Lembrei de tantas dessas felicidades guardadas – aquelas que vivemos com a pressa de quem acredita que haverá outras tantas, em fila, esperando para serem sentidas. Era uma época em que achávamos que a felicidade era um estado permanente, um território vasto, quase infinito. Éramos tão jovens. Imortais em nossa ingenuidade. E fomos vivendo os dias como quem bebe água, sem sede, sem pressa, sem urgência.

A mesa cheia nos almoços de domingo, os sorrisos que se misturavam ao cheiro de comida caseira, as conversas atravessadas, a risada solta que fazia doer o estômago. Não sabíamos, mas aquilo era raro. Aquilo era felicidade pura, sem filtros, sem receios, sem o peso do tempo. Não soubemos guardar. Não soubemos prestar atenção suficiente.

Achávamos que as mãos que segurávamos estariam sempre lá. Que os abraços estariam sempre disponíveis. Que os olhares seriam eternos. Não sabíamos que o tempo viria, com sua marcha lenta e implacável, para nos mostrar que a maior parte dos dias é de luta, de preocupações, de rotinas apressadas. Só depois entendemos que aquelas felicidades eram exceções; pequenos milagres diários que passamos despercebidos, achando que eram apenas mais um dia comum.

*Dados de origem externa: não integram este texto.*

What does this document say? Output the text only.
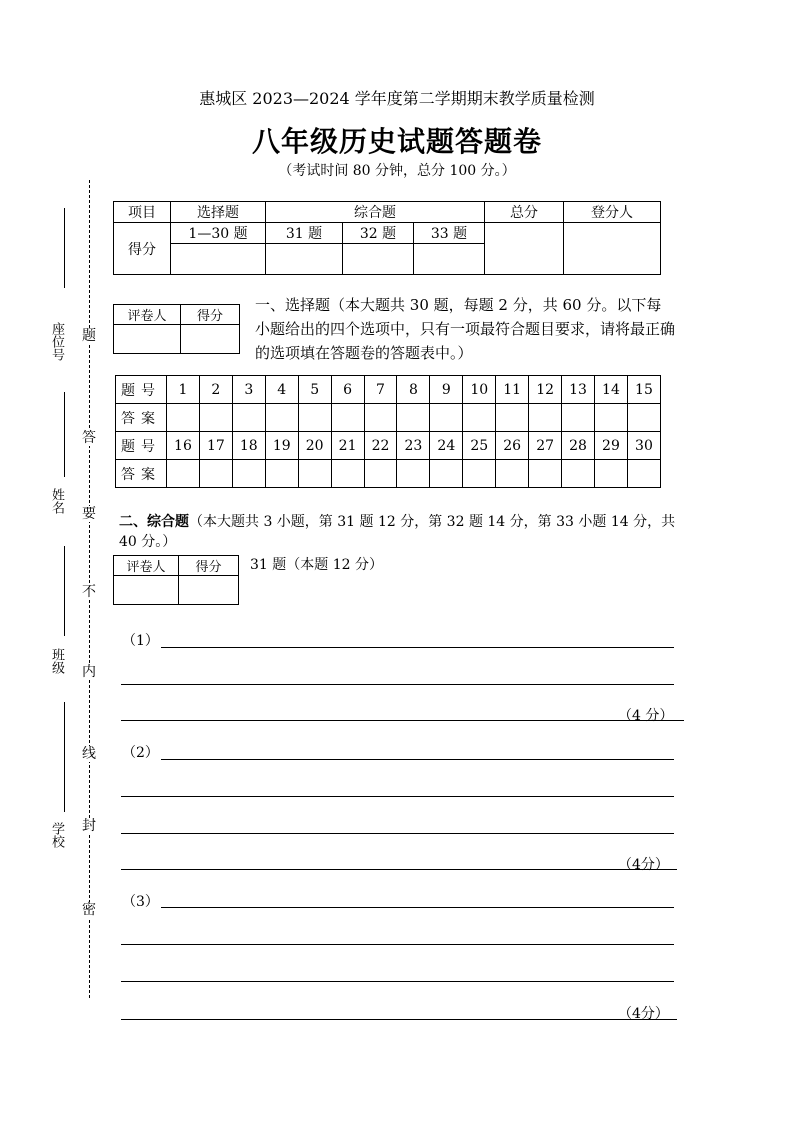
座位号
姓名
班级
学校
题
答
要
不
内
线
封
密
惠城区 2023—2024 学年度第二学期期末教学质量检测
八年级历史试题答题卷
（考试时间 80 分钟，总分 100 分。）
项目	选择题	综合题			总分	登分人
得分	1—30 题	31 题	32 题	33 题		

评卷人	得分

一、选择题（本大题共 30 题，每题 2 分，共 60 分。以下每小题给出的四个选项中，只有一项最符合题目要求，请将最正确的选项填在答题卷的答题表中。）
题号	1	2	3	4	5	6	7	8	9	10	11	12	13	14	15
答案															
题号	16	17	18	19	20	21	22	23	24	25	26	27	28	29	30
答案															
二、综合题（本大题共 3 小题，第 31 题 12 分，第 32 题 14 分，第 33 小题 14 分，共 40 分。）
评卷人	得分
	31 题（本题 12 分）
（1）
（4 分）
（2）
（4分）
（3）
（4分）
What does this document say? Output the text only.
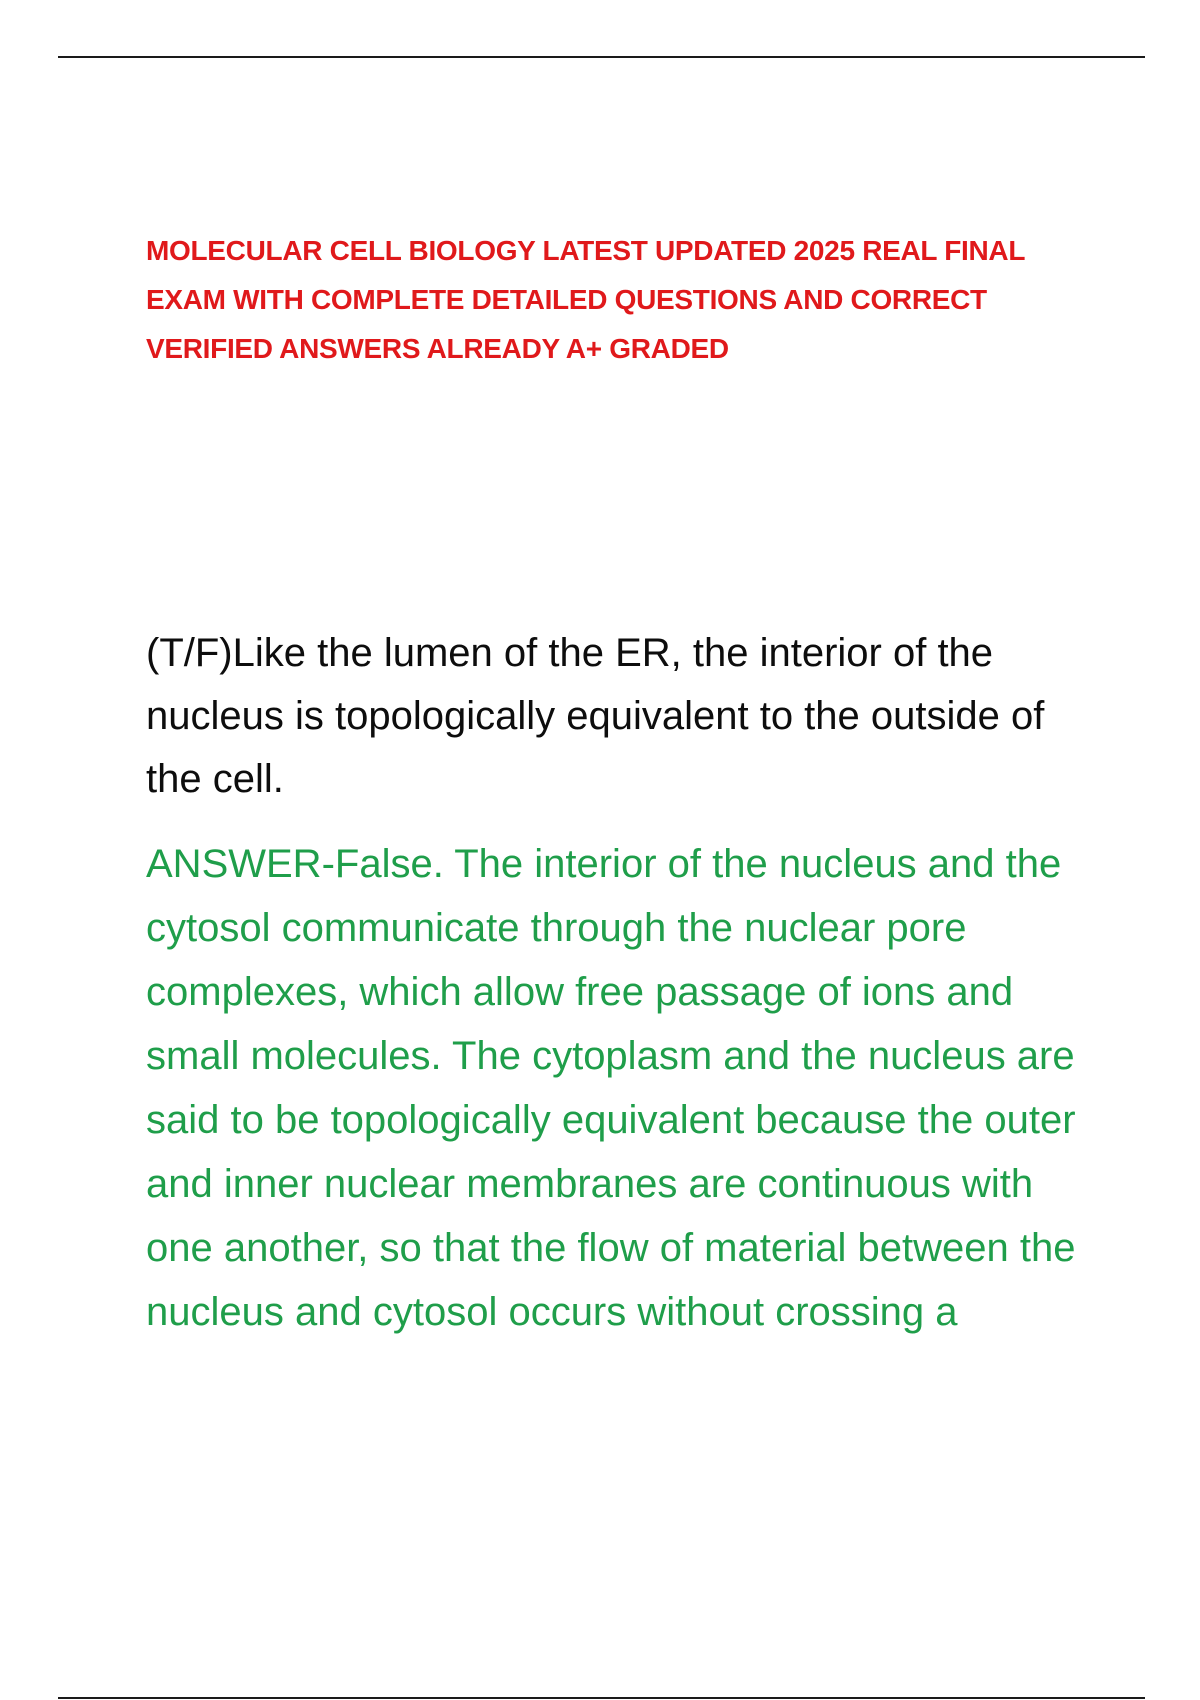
MOLECULAR CELL BIOLOGY LATEST UPDATED 2025 REAL FINAL EXAM WITH COMPLETE DETAILED QUESTIONS AND CORRECT VERIFIED ANSWERS ALREADY A+ GRADED
(T/F)Like the lumen of the ER, the interior of the nucleus is topologically equivalent to the outside of the cell.
ANSWER-False. The interior of the nucleus and the cytosol communicate through the nuclear pore complexes, which allow free passage of ions and small molecules. The cytoplasm and the nucleus are said to be topologically equivalent because the outer and inner nuclear membranes are continuous with one another, so that the flow of material between the nucleus and cytosol occurs without crossing a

Hoje, essas felicidades mal-curadas doem. E dói porque sabemos que não voltam. Porque sentimos que poderíamos ter vivido com mais intensidade, prestado mais atenção aos detalhes, aos cheiros, às vozes. Talvez se tivéssemos dado mais valor, segurado por mais um segundo, fechado os olhos para sentir mais profundo... talvez durassem um pouco mais.

Mas é isso o que elas fazem: voltam em forma de nostalgia, latejam no peito e lembram que o que foi vivido não pode ser remediado, apenas lembrado. São dores de uma felicidade que foi inteira, mas que, por falta de entendimento, ficou mal-curada. E talvez seja isso que as mantém vivas dentro de nós. Porque o que foi bem vivido, permanece; mas o que foi mal-curado, retorna sempre para doer de novo – e para lembrar que, quando a felicidade vier outra vez, saberemos que não é corriqueira.

Mas essas felicidades mal-curadas têm um propósito. Elas são um convite à gratidão pelo que ainda podemos viver. São um lembrete de que, mesmo que o tempo tenha levado alguns dias felizes, ele ainda nos oferece novas oportunidades de abraçar o que importa. Talvez de uma forma mais discreta, mais espaçada, mas ainda assim possível.

A maturidade nos ensina a identificar essas pequenas alegrias que, em outros tempos, poderiam passar despercebidas. O café quente numa manhã fria, o abraço de um amigo que chega sem avisar, o pôr do sol que pinta o céu de dourado... são esses pequenos milagres que, quando acolhidos com gratidão, preenchem os espaços vazios deixados pelas felicidades que ficaram para trás.

As felicidades mal-curadas são professoras silenciosas, que nos ensinam a amar mais devagar, abraçar mais demorado e agradecer mais intensamente. Porque agora sabemos que o tempo passa, que o vento leva e que as memórias são o que de mais precioso nos resta. E, se não podemos mudar o que já se foi, podemos sim, escolher viver o agora com mais presença, para que, no futuro, as felicidades não sejam apenas mal-curadas, mas bem vividas e eternamente lembradas.